При всей своей детской дурацкой наивности он, Пышкин, был все же задуман мужчиной. И он это вдруг очень остро почувствовал.
– Поедем, конечно, – сказал он с надеждой.
В метро она молчала. Она не смотрела на Пышкина, словно его вовсе не было рядом, как будто вообще никого рядом не было. Ее задевали, толкали и даже дышали в лицо ей, смотрели на ноги. Она была просто сама по себе, чужая всему, как Евгений Онегин. Зато дорогу от метро до облупленного и тощего серого дома запомнила сразу.

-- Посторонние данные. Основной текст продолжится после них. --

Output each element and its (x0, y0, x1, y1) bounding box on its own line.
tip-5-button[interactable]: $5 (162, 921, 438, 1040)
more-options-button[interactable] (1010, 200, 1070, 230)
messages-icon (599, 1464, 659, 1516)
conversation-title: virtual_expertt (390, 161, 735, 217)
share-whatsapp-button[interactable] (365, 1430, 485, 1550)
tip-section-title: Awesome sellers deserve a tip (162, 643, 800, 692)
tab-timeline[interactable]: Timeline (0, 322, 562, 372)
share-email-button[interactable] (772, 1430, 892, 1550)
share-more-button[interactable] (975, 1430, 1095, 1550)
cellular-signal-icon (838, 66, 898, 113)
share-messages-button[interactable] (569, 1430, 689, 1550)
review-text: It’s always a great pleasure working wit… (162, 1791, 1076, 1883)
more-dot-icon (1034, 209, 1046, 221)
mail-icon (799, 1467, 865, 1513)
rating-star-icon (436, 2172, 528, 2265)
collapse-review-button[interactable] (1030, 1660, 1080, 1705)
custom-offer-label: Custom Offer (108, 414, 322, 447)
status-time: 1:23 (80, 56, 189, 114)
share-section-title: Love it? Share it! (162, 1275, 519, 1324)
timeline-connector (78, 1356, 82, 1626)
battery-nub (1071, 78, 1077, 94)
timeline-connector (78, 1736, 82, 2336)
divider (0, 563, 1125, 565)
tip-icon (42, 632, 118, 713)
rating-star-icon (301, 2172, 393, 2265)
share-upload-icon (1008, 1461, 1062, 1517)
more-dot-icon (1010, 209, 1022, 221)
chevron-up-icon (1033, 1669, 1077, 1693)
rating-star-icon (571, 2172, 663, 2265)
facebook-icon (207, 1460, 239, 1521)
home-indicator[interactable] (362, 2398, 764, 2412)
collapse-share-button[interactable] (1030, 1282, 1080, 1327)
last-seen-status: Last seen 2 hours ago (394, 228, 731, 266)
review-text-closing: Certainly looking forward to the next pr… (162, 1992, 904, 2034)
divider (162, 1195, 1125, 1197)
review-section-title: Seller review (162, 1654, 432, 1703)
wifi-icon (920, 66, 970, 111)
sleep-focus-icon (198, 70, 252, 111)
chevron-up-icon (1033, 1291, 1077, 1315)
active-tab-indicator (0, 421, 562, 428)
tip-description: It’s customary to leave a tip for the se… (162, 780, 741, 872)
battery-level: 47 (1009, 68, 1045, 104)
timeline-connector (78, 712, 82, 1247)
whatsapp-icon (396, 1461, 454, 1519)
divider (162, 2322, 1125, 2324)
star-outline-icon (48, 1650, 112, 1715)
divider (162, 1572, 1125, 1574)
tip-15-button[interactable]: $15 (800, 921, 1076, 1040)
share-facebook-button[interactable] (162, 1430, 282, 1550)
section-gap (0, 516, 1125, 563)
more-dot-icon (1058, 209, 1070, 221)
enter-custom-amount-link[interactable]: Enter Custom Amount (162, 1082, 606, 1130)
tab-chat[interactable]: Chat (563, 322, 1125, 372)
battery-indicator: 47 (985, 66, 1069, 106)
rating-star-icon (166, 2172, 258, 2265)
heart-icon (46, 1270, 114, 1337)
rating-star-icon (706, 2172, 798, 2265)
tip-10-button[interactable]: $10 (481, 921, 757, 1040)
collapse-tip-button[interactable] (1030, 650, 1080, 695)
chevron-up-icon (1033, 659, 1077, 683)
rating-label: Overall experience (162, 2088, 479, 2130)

– Какой твой подъезд? – спросила она у кудрявого Пышкина.
– Шестой, – сказал Пышкин.
– Он тоже в шестом?
– Кто он? – спросил Пышкин.
Она разозлилась.
– Учитель наш, Миша! Он тоже в шестом?
– Он? Нет. Он в четвертом.
– А ты на каком этаже?
– На втором.
– А! Ну, так и он на втором.
– Нет, он на девятом.
– Ах, ладно! Неважно, – сказала она.
Миша Пышкин распахнул перед нею дверь своего слегка зловонного, хотя его вымыли месяц назад, салатного цвета подъезда.
– Ты знаешь, я что-то не в форме сегодня, – сказала она. – И давай лучше завтра.
– Но завтра суббота…
– Ах да! Ну, неважно.
И вдруг убежала. Это было ее особой, весьма неприятной и странной привычкой: вот так развернуться и вдруг убежать. И не оглянуться ни разу.
Побежала она, однако, не к метро, как огорченно решил Пышкин, а спряталась рядом с лотками и стала смотреть на потоки людей, спешащих домой после долгого дня. Через час она увидела Бородина, спокойно и задумчиво идущего по общей для всех дороге. Чужой, независимый и непонятный, он шел, ел какую-то сдобу с вареньем, и выпуклые голубые глаза смотрели не под ноги, не на людей, смотрели они в синеву между ветками и с той синевою шептались о чем-то, хотя весьма трудно шептаться без слов. Она осторожно последовала за ним, держась на приличном расстоянии, подождала немного, достала зеркальце из сумки, быстро оглядела в нем свое лицо и вскоре вскользнула в четвертый подъезд.
Она позвонила в обшарпанную дверь и громко глотнула горячего воздуха. Андрей Андреич, школьный учитель и специалист по английской литературе, неторопливо открыл ей. Он был босым и успел уже намочить под краном волосы и лоб – день был очень жарким, и многие люди вообще погружали себя кто куда: кто в воду фонтана на Пушкинской площади, а кто даже в сизые волны Москвы-реки, спустившись по временем стертым ступеням.
Он открыл дверь, и Вера Переслени сразу же перешагнула порог, слегка оттолкнув его. Безумие было на лицах обоих, какая-то тьма, дым какой-то, как будто внутри человеческих тел их горели леса, и поля, и долины, и взгорья.
– Зачем ты пришла? – прошептал он.
– Затем, – сказала она и припала губами к его пересохшим раскрытым губам.
Когда они проснулись, была очень черная, теплая ночь. В окно их светили растерянно звезды, как будто и звездам пришло уже в голову, что этим двоим будет трудно помочь: они и проспали четыре часа одним существом, двухголовым, сплетенным и пальцами рук, и ногами, и бедрами, блестящими сально от пота, так вжавшись друг в друга, что странно, как бедра их не поломались при этом.
– Ответь мне, – сказал он, – кто он?
– Да неважно!
Он сжал ее голову:
– Кто он?
– Он турок. Пусти. Ты мне щеки раздавишь.
– Да я бы тебя всю вообще раздавил! Ты что, влюблена была в этого турка?
– Кто? Я? Влюблена?
– Тогда как ты могла?
– Скажи мне: «Тебе ведь пятнадцати не было!» Ну, что ты молчишь?
– Я боюсь тебя, слышишь? Избил бы тебя, а боюсь.
Она вся прижалась к нему:
– А не бойся. Я сделала это для нас, для тебя.
– А я здесь при чем? – он ее оттолкнул. Лицо его было отчаянным, жалким.
– Ну, чтобы ты не был ни в чем виноват. Что это не ты меня… Что я не
– А что: если
– Ты говорил, что мы тогда будем ждать год или два. А я не могла больше ждать, понимаешь?